University dissertation from Uppsala : Uppsala University

Abstract: The topic for the present study concerns how values and norms are conveyed through language. I explore two texts set in the Persian period—Isaiah 56:1–8 and Nehemiah 13:1–3, 23–31—and how these texts discuss those literary figures described as not belonging to the community. The investigation is conducted through a method inspired by Pierre Bourdieu’s work in social anthropology. Bourdieu’s notions are turned into heuristic tools for literary analysis. By systematically examining the literary figures that appear in the texts—how they can be interpreted as agents, possessing different forms of capital, which situate them in various fields—the analysis consists of studying the power dynamic between the “in-group” and those on the outside. Thus, the implicit values and tacit knowledge of the agents are highlighted, which in turn means that an understanding is gained as to what affects the language used by the agents. This doxa affects the agents and their position in the fields. I interpret Deuteronomic theology—particularly in the form of Deuteronomy 23:2–9— and imperial ideology as doxic, as notions common to everyone.At the end of the investigation, the results of the analysis are discussed by critically engaging with the theoretical notion of hospitality.
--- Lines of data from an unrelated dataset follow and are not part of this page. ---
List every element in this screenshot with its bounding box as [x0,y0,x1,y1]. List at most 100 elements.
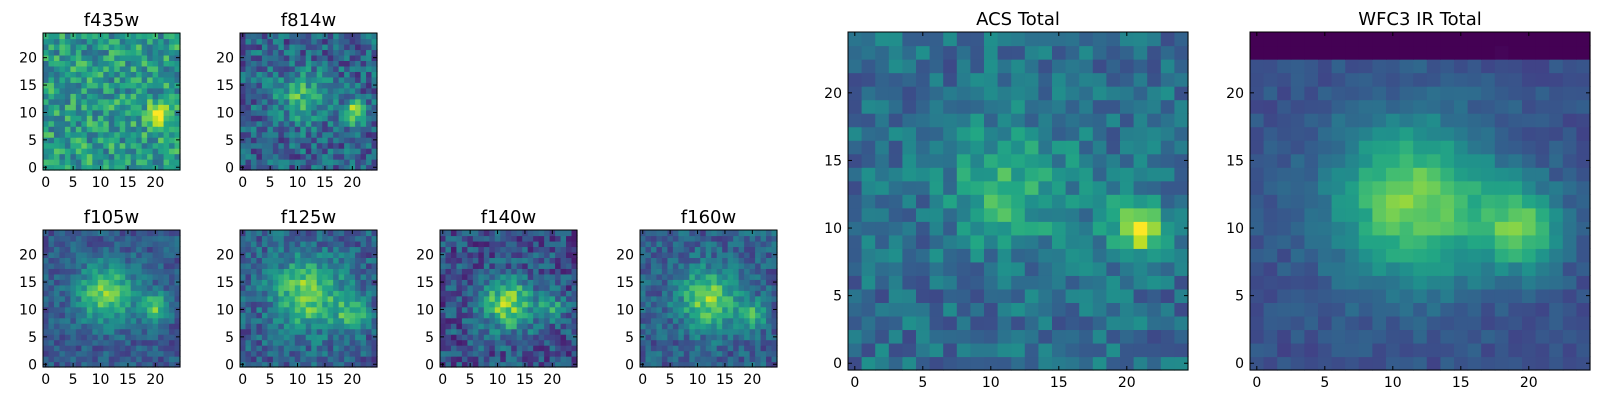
heatmap-cell [114,230,121,237]
heatmap-cell [289,339,296,346]
heatmap-cell [158,273,165,280]
heatmap-cell [43,159,50,166]
heatmap-cell [722,345,729,352]
heatmap-cell [1133,126,1148,141]
heatmap-cell [141,159,148,166]
heatmap-cell [322,49,329,56]
heatmap-cell [861,234,876,249]
heatmap-cell [489,350,496,357]
heatmap-cell [744,246,751,253]
heatmap-cell [1290,180,1305,195]
heatmap-cell [366,49,373,56]
heatmap-cell [771,262,778,269]
heatmap-cell [70,126,77,133]
heatmap-cell [505,339,512,346]
heatmap-cell [311,33,318,40]
heatmap-cell [1133,356,1148,371]
heatmap-cell [48,235,55,242]
heatmap-cell [272,131,279,138]
heatmap-cell [152,257,159,264]
heatmap-cell [349,350,356,357]
heatmap-cell [1174,153,1189,168]
heatmap-cell [158,109,165,116]
heatmap-cell [1160,356,1175,371]
heatmap-cell [678,350,685,357]
heatmap-cell [771,235,778,242]
heatmap-cell [667,284,674,291]
heatmap-cell [956,99,971,114]
heatmap-cell [261,153,268,160]
heatmap-cell [1120,221,1135,236]
heatmap-cell [256,38,263,45]
heatmap-cell [861,261,876,276]
heatmap-cell [544,295,551,302]
heatmap-cell [1413,194,1428,209]
heatmap-cell [1277,261,1292,276]
heatmap-cell [125,246,132,253]
heatmap-cell [1413,288,1428,303]
heatmap-cell [1508,248,1523,263]
heatmap-cell [311,295,318,302]
heatmap-cell [560,301,567,308]
heatmap-cell [141,49,148,56]
heatmap-cell [997,302,1012,317]
heatmap-cell [267,295,274,302]
heatmap-cell [875,302,890,317]
f125w-image [240,230,378,368]
heatmap-cell [1372,180,1387,195]
heatmap-cell [371,120,378,127]
heatmap-cell [70,295,77,302]
heatmap-cell [645,306,652,313]
heatmap-cell [716,328,723,335]
heatmap-cell [738,312,745,319]
heatmap-cell [305,33,312,40]
heatmap-cell [1092,153,1107,168]
heatmap-cell [1386,329,1401,344]
heatmap-cell [86,290,93,297]
heatmap-cell [141,82,148,89]
heatmap-cell [483,279,490,286]
heatmap-cell [555,323,562,330]
heatmap-cell [81,131,88,138]
heatmap-cell [92,93,99,100]
heatmap-cell [59,126,66,133]
heatmap-cell [108,49,115,56]
heatmap-cell [158,115,165,122]
heatmap-cell [1440,180,1455,195]
heatmap-cell [327,279,334,286]
heatmap-cell [1549,261,1564,276]
heatmap-cell [1092,167,1107,182]
heatmap-cell [445,312,452,319]
heatmap-cell [645,345,652,352]
heatmap-cell [1345,167,1360,182]
heatmap-cell [1331,153,1346,168]
heatmap-cell [738,301,745,308]
heatmap-cell [705,317,712,324]
heatmap-cell [1494,248,1509,263]
heatmap-cell [667,301,674,308]
heatmap-cell [1024,72,1039,87]
heatmap-cell [250,273,258,280]
heatmap-cell [125,334,132,341]
heatmap-cell [103,43,110,51]
heatmap-cell [86,317,93,324]
heatmap-cell [245,120,252,127]
heatmap-cell [929,113,944,128]
heatmap-cell [472,345,479,352]
heatmap-cell [555,251,562,258]
heatmap-cell [97,71,104,78]
heatmap-cell [505,356,512,363]
heatmap-cell [533,339,540,346]
heatmap-cell [70,93,77,100]
heatmap-cell [125,301,132,308]
heatmap-cell [1133,315,1148,331]
heatmap-cell [538,240,545,248]
heatmap-cell [278,350,285,357]
heatmap-cell [141,230,148,237]
heatmap-cell [81,262,88,269]
heatmap-cell [103,350,110,357]
heatmap-cell [114,279,121,286]
heatmap-cell [48,290,55,297]
heatmap-cell [108,126,115,133]
heatmap-cell [86,93,93,100]
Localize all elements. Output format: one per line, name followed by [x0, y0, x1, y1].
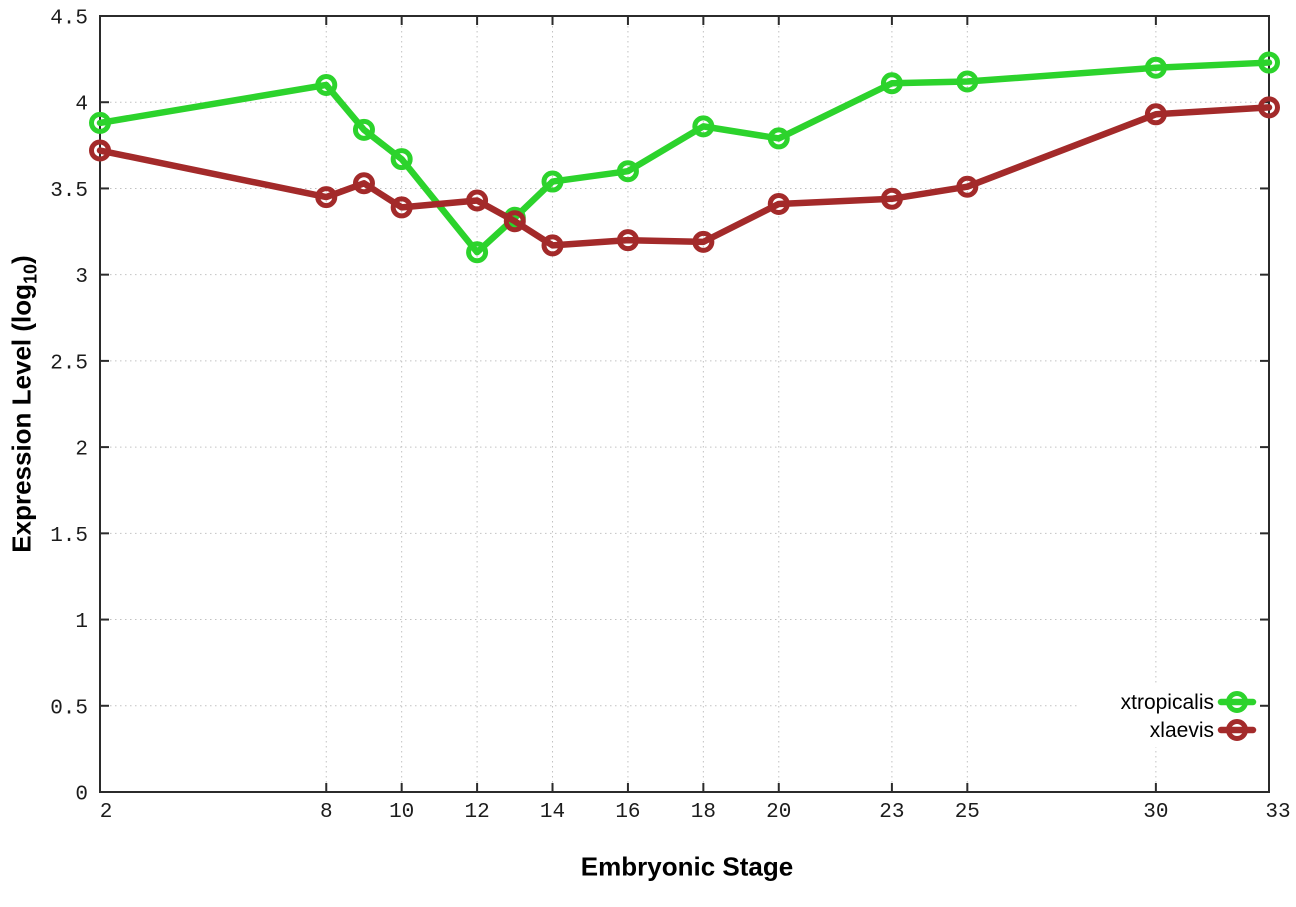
series-line-xtropicalis: [96, 59, 1273, 256]
data-point-xlaevis: [956, 175, 979, 198]
x-tick-label: 25: [955, 801, 980, 824]
x-tick-label: 8: [320, 801, 333, 824]
data-point-xlaevis: [616, 229, 639, 252]
data-point-xtropicalis: [1144, 56, 1167, 79]
y-tick-label: 4: [75, 94, 88, 117]
data-point-xtropicalis: [466, 241, 489, 264]
legend-label-xtropicalis: xtropicalis: [1121, 691, 1214, 714]
y-tick-label: 0: [75, 784, 88, 807]
x-axis-title: Embryonic Stage: [580, 851, 794, 882]
y-axis-title-close: ): [6, 255, 37, 264]
data-point-xlaevis: [880, 187, 903, 210]
data-point-xlaevis: [1144, 103, 1167, 126]
x-tick-label: 23: [879, 801, 904, 824]
y-tick-label: 2: [75, 439, 88, 462]
data-point-xtropicalis: [880, 72, 903, 95]
y-tick-label: 1.5: [50, 525, 88, 548]
data-point-xlaevis: [692, 230, 715, 253]
series-line-xlaevis: [96, 104, 1273, 249]
x-tick-label: 30: [1143, 801, 1168, 824]
data-point-xlaevis: [352, 172, 375, 195]
x-tick-label: 33: [1265, 801, 1290, 824]
x-tick-label: 18: [691, 801, 716, 824]
y-axis-title-text: Expression Level (log: [6, 283, 37, 553]
data-point-xtropicalis: [390, 148, 413, 171]
data-point-xtropicalis: [541, 170, 564, 193]
data-point-xlaevis: [390, 196, 413, 219]
y-tick-label: 4.5: [50, 8, 88, 31]
data-point-xlaevis: [541, 234, 564, 257]
y-tick-label: 3.5: [50, 180, 88, 203]
x-tick-label: 14: [540, 801, 565, 824]
y-axis-title-subscript: 10: [20, 263, 41, 284]
data-point-xlaevis: [315, 186, 338, 209]
data-point-xtropicalis: [616, 160, 639, 183]
data-point-xtropicalis: [692, 115, 715, 138]
y-axis-title: Expression Level (log10): [6, 255, 41, 552]
data-point-xtropicalis: [89, 111, 111, 134]
data-point-xlaevis: [767, 192, 790, 215]
y-tick-label: 0.5: [50, 697, 88, 720]
x-tick-label: 10: [389, 801, 414, 824]
x-tick-label: 12: [464, 801, 489, 824]
data-point-xlaevis: [503, 210, 526, 233]
legend-marker-xtropicalis: [1226, 691, 1248, 713]
x-tick-label: 16: [615, 801, 640, 824]
plot-border: [99, 15, 1270, 793]
data-point-xlaevis: [1258, 96, 1280, 119]
data-point-xlaevis: [89, 139, 111, 162]
x-tick-label: 20: [766, 801, 791, 824]
data-point-xtropicalis: [1258, 51, 1280, 74]
y-tick-label: 3: [75, 266, 88, 289]
legend-marker-xlaevis: [1226, 719, 1248, 741]
data-point-xtropicalis: [767, 127, 790, 150]
legend-label-xlaevis: xlaevis: [1150, 719, 1214, 742]
x-tick-label: 2: [100, 801, 113, 824]
data-point-xtropicalis: [352, 118, 375, 141]
y-tick-label: 2.5: [50, 352, 88, 375]
data-point-xtropicalis: [956, 70, 979, 93]
data-point-xtropicalis: [315, 73, 338, 96]
y-tick-label: 1: [75, 611, 88, 634]
data-point-xlaevis: [466, 189, 489, 212]
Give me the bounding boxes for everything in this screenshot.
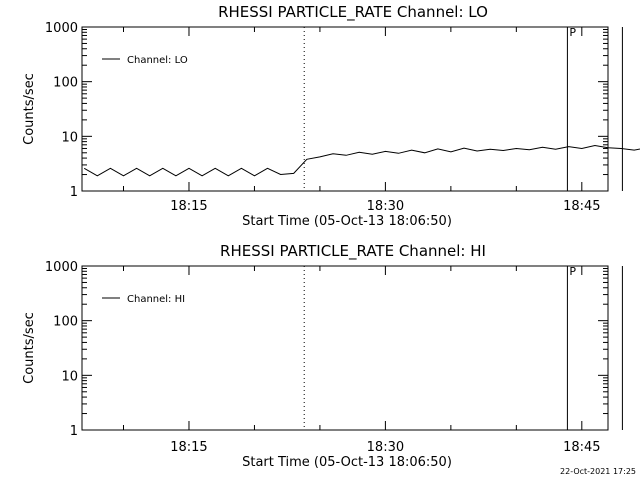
chart-title: RHESSI PARTICLE_RATE Channel: LO — [218, 3, 488, 22]
plot-frame — [81, 265, 609, 431]
y-tick-label: 10 — [61, 369, 78, 384]
y-tick-label: 1 — [70, 424, 78, 439]
y-tick-label: 1000 — [45, 21, 78, 36]
x-tick-label: 18:45 — [563, 199, 600, 214]
x-axis-label: Start Time (05-Oct-13 18:06:50) — [242, 214, 452, 229]
chart-title: RHESSI PARTICLE_RATE Channel: HI — [220, 242, 486, 261]
event-marker-label: P — [569, 265, 576, 278]
y-axis-label: Counts/sec — [22, 73, 37, 145]
y-axis-label: Counts/sec — [22, 312, 37, 384]
chart-panel-1: RHESSI PARTICLE_RATE Channel: HI Counts/s… — [22, 242, 623, 470]
y-tick-label: 100 — [53, 315, 78, 330]
footer-timestamp: 22-Oct-2021 17:25 — [560, 467, 636, 476]
legend-label: Channel: LO — [127, 55, 188, 66]
x-tick-label: 18:15 — [170, 199, 207, 214]
event-marker-label: P — [569, 26, 576, 39]
x-axis-label: Start Time (05-Oct-13 18:06:50) — [242, 455, 452, 470]
legend-label: Channel: HI — [127, 294, 185, 305]
y-tick-label: 100 — [53, 76, 78, 91]
x-tick-label: 18:30 — [367, 199, 404, 214]
y-tick-label: 1 — [70, 185, 78, 200]
y-tick-label: 1000 — [45, 260, 78, 275]
chart-panel-0: RHESSI PARTICLE_RATE Channel: LO Counts/s… — [22, 3, 640, 229]
series-line — [83, 144, 640, 177]
y-tick-label: 10 — [61, 130, 78, 145]
plot-frame — [81, 26, 609, 192]
x-tick-label: 18:45 — [563, 440, 600, 455]
x-tick-label: 18:30 — [367, 440, 404, 455]
x-tick-label: 18:15 — [170, 440, 207, 455]
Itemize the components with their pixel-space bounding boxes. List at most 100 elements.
This discussion is included in order to situate the agents in the fields as host and guest, to examine the power dynamic further.One of the primary aims of the present study is to challenge the position among scholars that these texts contradict each other, where the former is viewed as inclusivist and the latter considered exclusivist. I arrive at a different conclusion, that Isaiah 56 and Nehemiah 13 could be read in dialogue with one another. Nehemiah 13 can be seen as an embodiment of Isaiah 56 through the character of Nehemiah as an image of utmost loyalty, similar to the sārîs and the ben-nēkār, which both emerge as tropes conveying loyalty.